Two other directing accents caused murmurs among the older audience: firstly, the suggestion that Count Rodolfo could have raped the sleeping girl who accidentally groped into his room.

And then the end of the opera, which denies us the quickly mended happiness of the two lovers.

Of course, that is not the case in Felice Romani's libretto, which in turn is based on a ballet pantomime by Eugène Scribe;

but the woman in white singing her moving "Non credea mirarti" so delicately and rapturously high up on the roof of the church has already stepped so far out of her narrow circle that there is no turning back and one simply cannot imagine , she could put up with the villager Elvino.

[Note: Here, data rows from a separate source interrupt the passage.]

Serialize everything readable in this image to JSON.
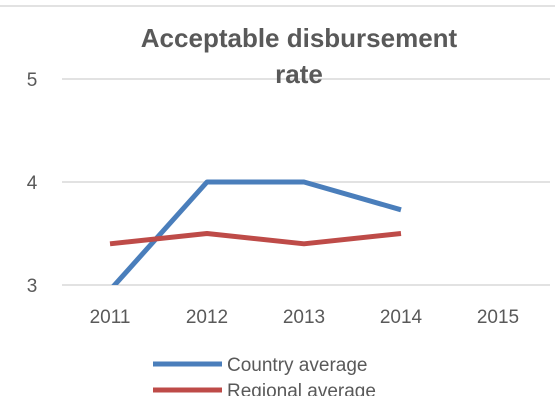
{
  "chart_data": {
    "type": "line",
    "title_lines": [
      "Acceptable disbursement",
      "rate"
    ],
    "categories": [
      "2011",
      "2012",
      "2013",
      "2014",
      "2015"
    ],
    "ylim": [
      3,
      5
    ],
    "yticks": [
      "3",
      "4",
      "5"
    ],
    "grid": true,
    "legend_position": "bottom",
    "series": [
      {
        "name": "Country average",
        "color": "#4a7ebb",
        "values": [
          2.95,
          4.0,
          4.0,
          3.73,
          null
        ]
      },
      {
        "name": "Regional average",
        "color": "#be4b48",
        "values": [
          3.4,
          3.5,
          3.4,
          3.5,
          null
        ]
      }
    ]
  }
}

The small differences are funny

The "Sonnambula" is the Teatro Real's offer for the Christmas season with thirteen performances in three weeks.

It ends on Epiphany.

Because the lead actors couldn't manage the vocal strain, a second cast of similarly high quality had to be found: with Jessica Pratt as Amina and Francesco Demuro as Elvino.

Funny are the small differences between the evenings.

The second Count Rodolfo (Fernando Radó) has such a muscular upper body that he carries it for longer walks on stage and is allowed to harass Amina half-naked, while the first Count Rodolfo, after he has got out of the bathtub, modestly veils himself.

But he - namely Rodolfo Tagliavini - is a descendant of the great Ferruccio Tagliavini, who left us one of the most beautiful "Sonnambulas" ever in 1952 with Lina Pagliughi and Cesare Siepi at Cetra.

What both evenings had in common was that philistines coughed wildly into delicate pianissimi, as if they themselves belonged in the dumb village that we saw on stage.

The phenomenon is so well known in Madrid that the newspapers stopped commenting on it a long time ago.